Matthew Murray (University of Cambridge, UK) discussed new findings on the GCT transcriptome and the importance of microRNA pathways in GCT development. Pathway analysis of differentially-expressed genes reveals that germinomas are particularly enriched for immune-mediated processes, which may reflect their characteristic lymphocytic infiltrate and excellent prognosis, whereas the TGF-ß/BMP pathway, amongst others, is enriched in YSTs. Importantly, a 10-gene mRNA signature is predictive of overall survival in adult males with non-seminomatous GCTs (NSGCTs). MicroRNAs (miRNAs) are short, non-protein coding RNAs that regulate gene expression via translational repression and/or mRNA degradation. Malignant GCTs universally over-express the miR-371~373 and miR-302 clusters regardless of patient age, tumour histological subtype or anatomical site. The diagnostic potential of this finding has recently been demonstrated with the detection of elevated serum levels of these miRNAs at GCT diagnosis, with miR-372 levels falling during treatment. Furthermore, global miRNA profiles segregate malignant subtypes from each other and from non-malignant controls. Integration of mRNA and miRNA datasets will assist our understanding of the intricate and complex pathways/networks involved in GCT pathogenesis.

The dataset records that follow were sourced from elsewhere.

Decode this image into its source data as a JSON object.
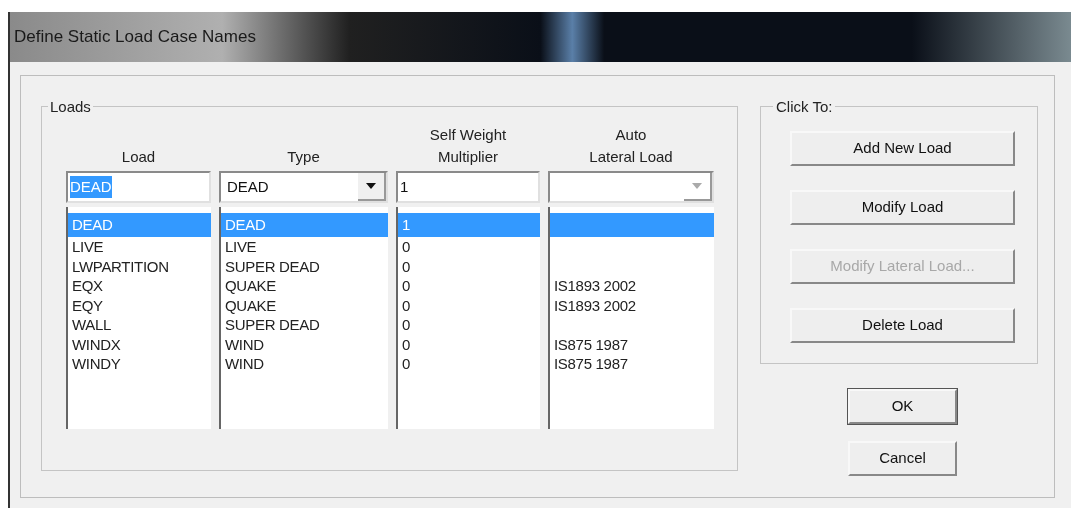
{
  "window": {
    "title": "Define Static Load Case Names"
  },
  "loads": {
    "title": "Loads",
    "columns": [
      {
        "header": [
          "Load"
        ]
      },
      {
        "header": [
          "Type"
        ]
      },
      {
        "header": [
          "Self Weight",
          "Multiplier"
        ]
      },
      {
        "header": [
          "Auto",
          "Lateral Load"
        ]
      }
    ],
    "editors": [
      {
        "kind": "text",
        "value": "DEAD",
        "selected": true
      },
      {
        "kind": "dropdown",
        "value": "DEAD",
        "disabled": false
      },
      {
        "kind": "text",
        "value": "1",
        "selected": false
      },
      {
        "kind": "dropdown",
        "disabled": true
      }
    ],
    "rows": [
      {
        "load": "DEAD",
        "type": "DEAD",
        "multiplier": "1",
        "lateral": "",
        "selected": true
      },
      {
        "load": "LIVE",
        "type": "LIVE",
        "multiplier": "0",
        "lateral": "",
        "selected": false
      },
      {
        "load": "LWPARTITION",
        "type": "SUPER DEAD",
        "multiplier": "0",
        "lateral": "",
        "selected": false
      },
      {
        "load": "EQX",
        "type": "QUAKE",
        "multiplier": "0",
        "lateral": "IS1893 2002",
        "selected": false
      },
      {
        "load": "EQY",
        "type": "QUAKE",
        "multiplier": "0",
        "lateral": "IS1893 2002",
        "selected": false
      },
      {
        "load": "WALL",
        "type": "SUPER DEAD",
        "multiplier": "0",
        "lateral": "",
        "selected": false
      },
      {
        "load": "WINDX",
        "type": "WIND",
        "multiplier": "0",
        "lateral": "IS875 1987",
        "selected": false
      },
      {
        "load": "WINDY",
        "type": "WIND",
        "multiplier": "0",
        "lateral": "IS875 1987",
        "selected": false
      }
    ]
  },
  "click_to": {
    "title": "Click To:",
    "buttons": [
      {
        "label": "Add New Load",
        "disabled": false
      },
      {
        "label": "Modify Load",
        "disabled": false
      },
      {
        "label": "Modify Lateral Load...",
        "disabled": true
      },
      {
        "label": "Delete Load",
        "disabled": false
      }
    ]
  },
  "buttons": [
    {
      "label": "OK",
      "default": true
    },
    {
      "label": "Cancel",
      "default": false
    }
  ]
}
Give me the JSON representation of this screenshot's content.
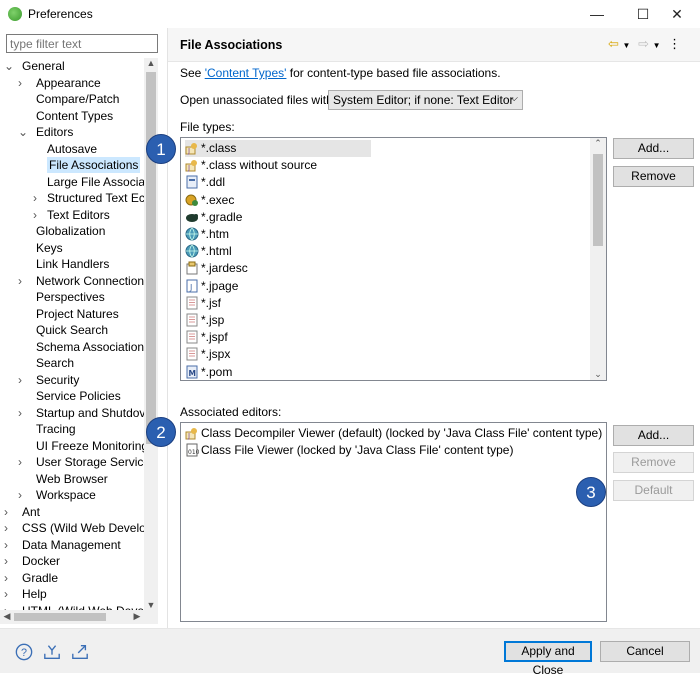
{
  "window": {
    "title": "Preferences",
    "minimize": "—",
    "maximize": "☐",
    "close": "✕"
  },
  "filter": {
    "placeholder": "type filter text"
  },
  "tree": [
    {
      "label": "General",
      "level": 0,
      "twisty": "v"
    },
    {
      "label": "Appearance",
      "level": 1,
      "twisty": ">"
    },
    {
      "label": "Compare/Patch",
      "level": 1
    },
    {
      "label": "Content Types",
      "level": 1
    },
    {
      "label": "Editors",
      "level": 1,
      "twisty": "v"
    },
    {
      "label": "Autosave",
      "level": 2
    },
    {
      "label": "File Associations",
      "level": 2,
      "selected": true
    },
    {
      "label": "Large File Associa",
      "level": 2
    },
    {
      "label": "Structured Text Ec",
      "level": 2,
      "twisty": ">"
    },
    {
      "label": "Text Editors",
      "level": 2,
      "twisty": ">"
    },
    {
      "label": "Globalization",
      "level": 1
    },
    {
      "label": "Keys",
      "level": 1
    },
    {
      "label": "Link Handlers",
      "level": 1
    },
    {
      "label": "Network Connection",
      "level": 1,
      "twisty": ">"
    },
    {
      "label": "Perspectives",
      "level": 1
    },
    {
      "label": "Project Natures",
      "level": 1
    },
    {
      "label": "Quick Search",
      "level": 1
    },
    {
      "label": "Schema Associations",
      "level": 1
    },
    {
      "label": "Search",
      "level": 1
    },
    {
      "label": "Security",
      "level": 1,
      "twisty": ">"
    },
    {
      "label": "Service Policies",
      "level": 1
    },
    {
      "label": "Startup and Shutdov",
      "level": 1,
      "twisty": ">"
    },
    {
      "label": "Tracing",
      "level": 1
    },
    {
      "label": "UI Freeze Monitoring",
      "level": 1
    },
    {
      "label": "User Storage Service",
      "level": 1,
      "twisty": ">"
    },
    {
      "label": "Web Browser",
      "level": 1
    },
    {
      "label": "Workspace",
      "level": 1,
      "twisty": ">"
    },
    {
      "label": "Ant",
      "level": 0,
      "twisty": ">"
    },
    {
      "label": "CSS (Wild Web Develop",
      "level": 0,
      "twisty": ">"
    },
    {
      "label": "Data Management",
      "level": 0,
      "twisty": ">"
    },
    {
      "label": "Docker",
      "level": 0,
      "twisty": ">"
    },
    {
      "label": "Gradle",
      "level": 0,
      "twisty": ">"
    },
    {
      "label": "Help",
      "level": 0,
      "twisty": ">"
    },
    {
      "label": "HTML (Wild Web Devel",
      "level": 0,
      "twisty": ">"
    }
  ],
  "page": {
    "title": "File Associations",
    "see_prefix": "See ",
    "see_link": "'Content Types'",
    "see_suffix": " for content-type based file associations.",
    "open_label": "Open unassociated files with:",
    "open_value": "System Editor; if none: Text Editor",
    "file_types_label": "File types:",
    "associated_label": "Associated editors:"
  },
  "file_types": [
    {
      "label": "*.class",
      "icon": "class-file-icon",
      "selected": true
    },
    {
      "label": "*.class without source",
      "icon": "class-file-icon"
    },
    {
      "label": "*.ddl",
      "icon": "ddl-file-icon"
    },
    {
      "label": "*.exec",
      "icon": "exec-file-icon"
    },
    {
      "label": "*.gradle",
      "icon": "gradle-elephant-icon"
    },
    {
      "label": "*.htm",
      "icon": "globe-icon"
    },
    {
      "label": "*.html",
      "icon": "globe-icon"
    },
    {
      "label": "*.jardesc",
      "icon": "jardesc-file-icon"
    },
    {
      "label": "*.jpage",
      "icon": "jpage-file-icon"
    },
    {
      "label": "*.jsf",
      "icon": "text-file-icon"
    },
    {
      "label": "*.jsp",
      "icon": "text-file-icon"
    },
    {
      "label": "*.jspf",
      "icon": "text-file-icon"
    },
    {
      "label": "*.jspx",
      "icon": "text-file-icon"
    },
    {
      "label": "*.pom",
      "icon": "maven-file-icon"
    }
  ],
  "associated_editors": [
    {
      "label": "Class Decompiler Viewer (default) (locked by 'Java Class File' content type)",
      "icon": "class-file-icon"
    },
    {
      "label": "Class File Viewer (locked by 'Java Class File' content type)",
      "icon": "class-file-viewer-icon"
    }
  ],
  "buttons": {
    "add_ft": "Add...",
    "remove_ft": "Remove",
    "add_ae": "Add...",
    "remove_ae": "Remove",
    "default_ae": "Default",
    "apply_close": "Apply and Close",
    "cancel": "Cancel"
  },
  "badges": [
    "1",
    "2",
    "3"
  ],
  "colors": {
    "selection": "#cce8ff",
    "badge": "#2b5fb0",
    "link": "#0066cc"
  }
}
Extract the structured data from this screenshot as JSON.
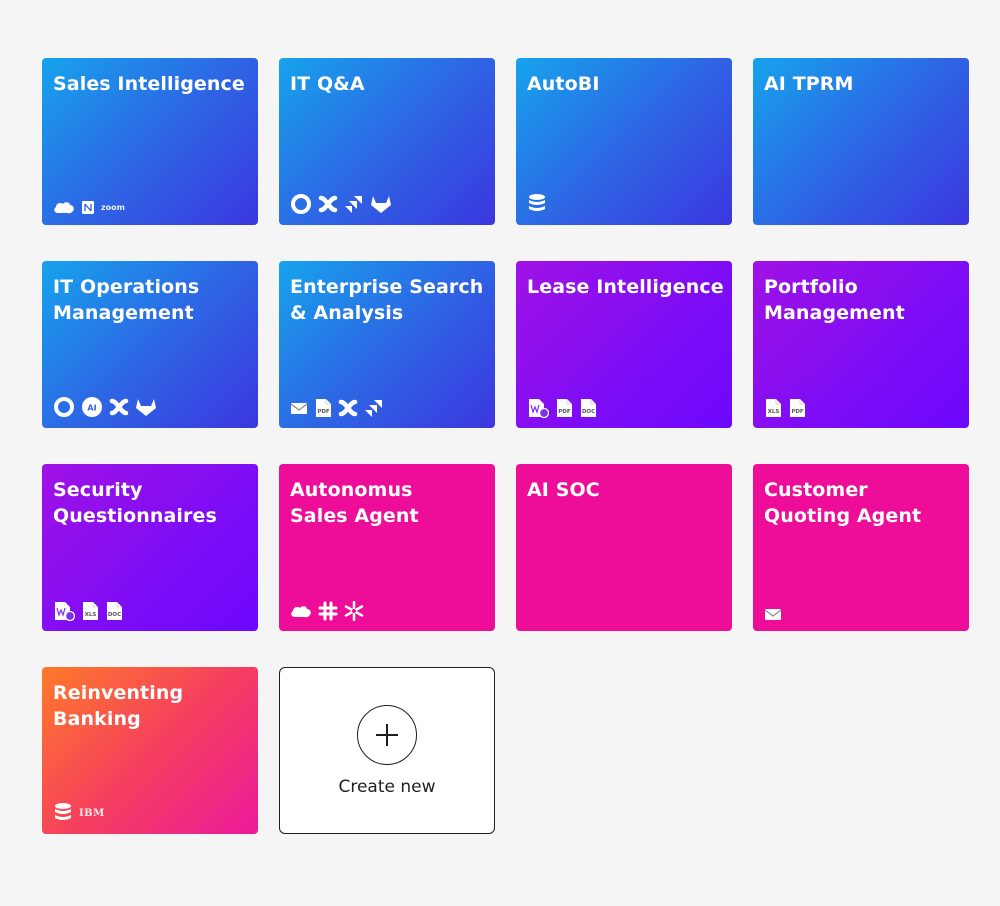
{
  "cards": [
    {
      "title": "Sales Intelligence",
      "theme": "blue",
      "logos": [
        "salesforce-icon",
        "notion-icon",
        "zoom-icon"
      ],
      "zoom_text": "zoom"
    },
    {
      "title": "IT Q&A",
      "theme": "blue",
      "logos": [
        "okta-icon",
        "confluence-icon",
        "jira-icon",
        "gitlab-icon"
      ]
    },
    {
      "title": "AutoBI",
      "theme": "blue",
      "logos": [
        "database-icon"
      ]
    },
    {
      "title": "AI TPRM",
      "theme": "blue",
      "logos": []
    },
    {
      "title": "IT Operations\nManagement",
      "theme": "blue",
      "logos": [
        "okta-icon",
        "ai-icon",
        "confluence-icon",
        "gitlab-icon"
      ]
    },
    {
      "title": "Enterprise Search\n& Analysis",
      "theme": "blue",
      "logos": [
        "mail-icon",
        "pdf-icon",
        "confluence-icon",
        "jira-icon"
      ]
    },
    {
      "title": "Lease Intelligence",
      "theme": "purple",
      "logos": [
        "word-file-icon",
        "pdf-icon",
        "doc-icon"
      ]
    },
    {
      "title": "Portfolio\nManagement",
      "theme": "purple",
      "logos": [
        "xls-icon",
        "pdf-icon"
      ]
    },
    {
      "title": "Security\nQuestionnaires",
      "theme": "purple",
      "logos": [
        "word-file-icon",
        "xls-icon",
        "doc-icon"
      ]
    },
    {
      "title": "Autonomus\nSales Agent",
      "theme": "pink",
      "logos": [
        "salesforce-icon",
        "slack-icon",
        "snowflake-icon"
      ]
    },
    {
      "title": "AI SOC",
      "theme": "pink",
      "logos": []
    },
    {
      "title": "Customer\nQuoting Agent",
      "theme": "pink",
      "logos": [
        "mail-icon"
      ]
    },
    {
      "title": "Reinventing\nBanking",
      "theme": "orange",
      "logos": [
        "database-icon",
        "ibm-icon"
      ],
      "ibm_text": "IBM"
    }
  ],
  "create": {
    "label": "Create new"
  },
  "file_labels": {
    "pdf": "PDF",
    "doc": "DOC",
    "xls": "XLS"
  },
  "colors": {
    "blue_start": "#16a3ec",
    "blue_end": "#3b37df",
    "purple": "#7c0cf5",
    "pink": "#ee0d98",
    "orange": "#ff7a2a",
    "background": "#f5f5f6"
  }
}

The meeting concluded with two roundtable discussions, Identifying the important clinical/translational questions in GCT trials (Hale, Nicholson, Frazier, Rodriguez-Galindo), and Prospects for targeted therapy of Germ Cell tumors (Amatruda, Schönberger, Murray, Poynter).

New collaborations emerging from this meeting included:

  1. Incorporation of GCT biology studies into MaGIC (Malignant Germ Cell Tumor International Collaboration), a US-UK joint effort (Drs. Frazier, Krailo, Hale, Nicholson, Amatruda, Murray)
  2. An R01 application (Fall 2011) entitled “Biological Mechanisms of Chemosensitivity in Germ Cell Tumors” (Drs. Amatruda, Frazier, Krailo, Zarkower, Rakheja).
  3. A book to be published with Springer in 2012, Pediatric Germ Cell Tumors, edited by Drs. Amatruda and Frazier, with contributions from Drs. Krailo, Nicholson, Murray, Schönberger, Poynter, Rakheja and Hale.
  4. A collaboration to map genomic features of GCT associated with disease progression and treatment resistance, including Drs. Amatruda, Frazier, Looijenga, Schönberger, Krailo and Rakheja.